Joey's dad entered the kitchen carrying a plastic bag and a bottle of disinfectant. “Hey, buddy, how are you feeling?”

 “Not so good,” Joey ni bbled on a soda cracker.“Do you want to see your tooth dissolve in a glass of soda?” asked Dad.

 “What about the tooth faerie?” inquired Joey

 “The tooth fairy will still visit you, don't worry. We'll put your tooth in a glass of soda and overnight, most of it will have disappeared,” Joey's dad touched his forehead, checks for a fever and while finding none, kissed the top of his hair.

 “Okay,” Joey sighs, still unsure if the tooth faerie would visit him or not.

 Let it be known (or at least several soft drink companies want it to be known) that placing a tooth in soda will not do a whole lot to the tooth. However, since Joey is a very impressionable child and Thinks and things happened to be in close proximity that evening, that tooth dissolved almost entirely in the glass of soda.

 The tooth faerie, with her wild, high hair and her green tinted, slimy body crept up to Joey's pillow to retrieve the tooth but it wasn't there.

 Sometimes this happens. Sometimes she gets to a kid after the parents have slipped a quarter or a dollar (sometimes even a twenty note these days) under the pillow.

 It should be mentioned that tooth faeries do not exchange money for teeth, they steal teeth. They will not leave a house empty handed, either.

 The faerie checked the house thoroughly, starting with the parents' bedroom. She searched through drawers, purses, and cabinets. She crawled under under beds and rugs. She scanned the floor, looked into every nook and cranny of the house, and even peered into the trash cans. Nothing.

 After rooting through black banana peels and carefully maneuvering around a plastic bag of vomit, the tooth faerie flies to the kitchen counter and spies the glass of soda.

 Oh, yes. She has found the tooth.

 Tooth faeries use teeth (not just human teeth) as weapons. Tooth faeries are small, fragile creatures who don't fly very fast. Teeth are great for using as a device to blind cats and dismember frogs. The teeth with silver fillings are used as peace offerings to birds who have a liking for small, shiny things.

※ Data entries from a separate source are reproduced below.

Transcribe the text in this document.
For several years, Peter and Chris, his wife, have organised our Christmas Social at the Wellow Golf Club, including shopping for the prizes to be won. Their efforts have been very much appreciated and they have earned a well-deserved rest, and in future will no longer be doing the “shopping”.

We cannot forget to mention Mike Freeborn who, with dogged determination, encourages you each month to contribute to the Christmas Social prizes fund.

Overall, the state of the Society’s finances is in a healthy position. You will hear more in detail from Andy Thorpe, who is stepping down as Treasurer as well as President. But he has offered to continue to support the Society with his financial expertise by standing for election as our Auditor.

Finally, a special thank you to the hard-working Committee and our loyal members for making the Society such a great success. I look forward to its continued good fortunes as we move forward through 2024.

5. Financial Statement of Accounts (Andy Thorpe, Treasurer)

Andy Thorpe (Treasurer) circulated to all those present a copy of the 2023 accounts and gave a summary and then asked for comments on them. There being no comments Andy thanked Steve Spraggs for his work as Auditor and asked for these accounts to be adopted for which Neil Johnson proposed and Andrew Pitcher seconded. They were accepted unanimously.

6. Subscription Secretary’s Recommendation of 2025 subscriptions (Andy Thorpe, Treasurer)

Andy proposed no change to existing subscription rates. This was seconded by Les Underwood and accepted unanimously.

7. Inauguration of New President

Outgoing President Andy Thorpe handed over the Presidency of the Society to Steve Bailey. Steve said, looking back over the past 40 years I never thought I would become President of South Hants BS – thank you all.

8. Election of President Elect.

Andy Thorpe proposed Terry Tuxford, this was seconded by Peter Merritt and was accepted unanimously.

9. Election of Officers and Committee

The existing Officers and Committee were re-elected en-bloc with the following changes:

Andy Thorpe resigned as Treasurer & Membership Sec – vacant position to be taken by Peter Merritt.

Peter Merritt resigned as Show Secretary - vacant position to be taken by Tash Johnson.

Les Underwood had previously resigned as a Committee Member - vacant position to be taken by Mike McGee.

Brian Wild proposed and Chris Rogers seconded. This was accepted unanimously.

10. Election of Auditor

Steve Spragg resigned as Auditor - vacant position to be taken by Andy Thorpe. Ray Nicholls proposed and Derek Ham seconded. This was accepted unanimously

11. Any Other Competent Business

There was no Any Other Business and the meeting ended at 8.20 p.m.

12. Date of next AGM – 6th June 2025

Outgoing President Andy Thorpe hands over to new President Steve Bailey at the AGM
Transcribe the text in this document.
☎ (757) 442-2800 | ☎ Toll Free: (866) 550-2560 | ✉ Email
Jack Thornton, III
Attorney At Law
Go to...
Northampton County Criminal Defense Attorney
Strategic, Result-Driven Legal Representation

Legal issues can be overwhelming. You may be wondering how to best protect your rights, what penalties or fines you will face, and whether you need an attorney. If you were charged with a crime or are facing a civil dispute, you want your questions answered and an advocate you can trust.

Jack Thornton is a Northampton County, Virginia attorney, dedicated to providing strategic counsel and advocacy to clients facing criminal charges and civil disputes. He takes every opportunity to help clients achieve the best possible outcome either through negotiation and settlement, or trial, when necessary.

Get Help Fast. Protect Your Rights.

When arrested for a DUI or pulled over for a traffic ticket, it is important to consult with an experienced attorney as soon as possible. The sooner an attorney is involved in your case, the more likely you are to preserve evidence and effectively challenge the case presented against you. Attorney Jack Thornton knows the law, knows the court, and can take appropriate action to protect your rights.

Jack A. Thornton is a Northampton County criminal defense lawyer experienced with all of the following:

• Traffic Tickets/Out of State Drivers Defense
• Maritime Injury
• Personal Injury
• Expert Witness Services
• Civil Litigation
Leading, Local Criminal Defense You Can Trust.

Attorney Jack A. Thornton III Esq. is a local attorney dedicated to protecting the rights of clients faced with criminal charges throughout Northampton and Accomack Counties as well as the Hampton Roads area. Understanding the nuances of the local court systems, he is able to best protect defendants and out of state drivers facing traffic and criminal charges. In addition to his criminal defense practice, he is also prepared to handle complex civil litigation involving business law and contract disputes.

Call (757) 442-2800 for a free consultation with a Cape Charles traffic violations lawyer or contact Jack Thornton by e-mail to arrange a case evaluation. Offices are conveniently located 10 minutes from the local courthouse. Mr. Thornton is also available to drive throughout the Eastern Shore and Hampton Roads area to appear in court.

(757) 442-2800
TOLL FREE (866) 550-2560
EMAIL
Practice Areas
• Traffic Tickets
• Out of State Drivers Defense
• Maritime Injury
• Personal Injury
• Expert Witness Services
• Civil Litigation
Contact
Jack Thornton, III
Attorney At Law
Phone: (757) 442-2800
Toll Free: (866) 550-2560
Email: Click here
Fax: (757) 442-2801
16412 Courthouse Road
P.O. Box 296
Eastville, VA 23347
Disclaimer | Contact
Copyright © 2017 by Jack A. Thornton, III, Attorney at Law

 The tooth faerie dives for the tooth, brings it to the surface. Dripping in the sugary beverage, she holds opens it up to the microwave clock light to see it the best she could. Half dissolved in a glass of soda. Totally useless.

 The tooth faerie flinches her green little fists, she flies back into Joey's room. He's sleeping sweetly.

 She grabs a hold of his lips and opens his mouth up just enough to squeeze in. She immediately starts kicking each tooth as if they were doors. None would budge.

 Next, she stands on his tongue and spies the littlest one. This tooth will do, she uses all of her strength to try and rip it out of his gums.

 The boy wakes up, feels something a bit slimy and hairy moving across his tongue. A spider crawled inside my mouth!

 He spits out the tooth faerie. She's drenched in spit and Joey trembles, turns on his lamp.

 Not a spider, he feels a bit relieved. He squints at the thing he spat out.

It's the tooth faerie! It's the tooth faerie, he wants to shout. He digs under his pillow and fishes out a dollar bill. Before he can thank her, she flees.

Name: Joey Sawyer

 Location: Hibbing

 Think: The tooth faerie. Also, babies grow in the stomach and are birthed from the belly button.

 Thing: Boy complained of pain in the abdomen, trip to hospital, appendix was needlessly removed.

 Status: fixed pending as isComments: Birthed one small faerie (3 inches, one ounce) through the navel before alerting parents to the pain he was feeling. Faerie flew away upon my arrival. Tooth faeries have a life span of about seven days (if they aren't picked up by a crow or eaten by a cat), so I'm going to close this case.

 Tried a sip of the soda-who knew cherry and cola made a great combination?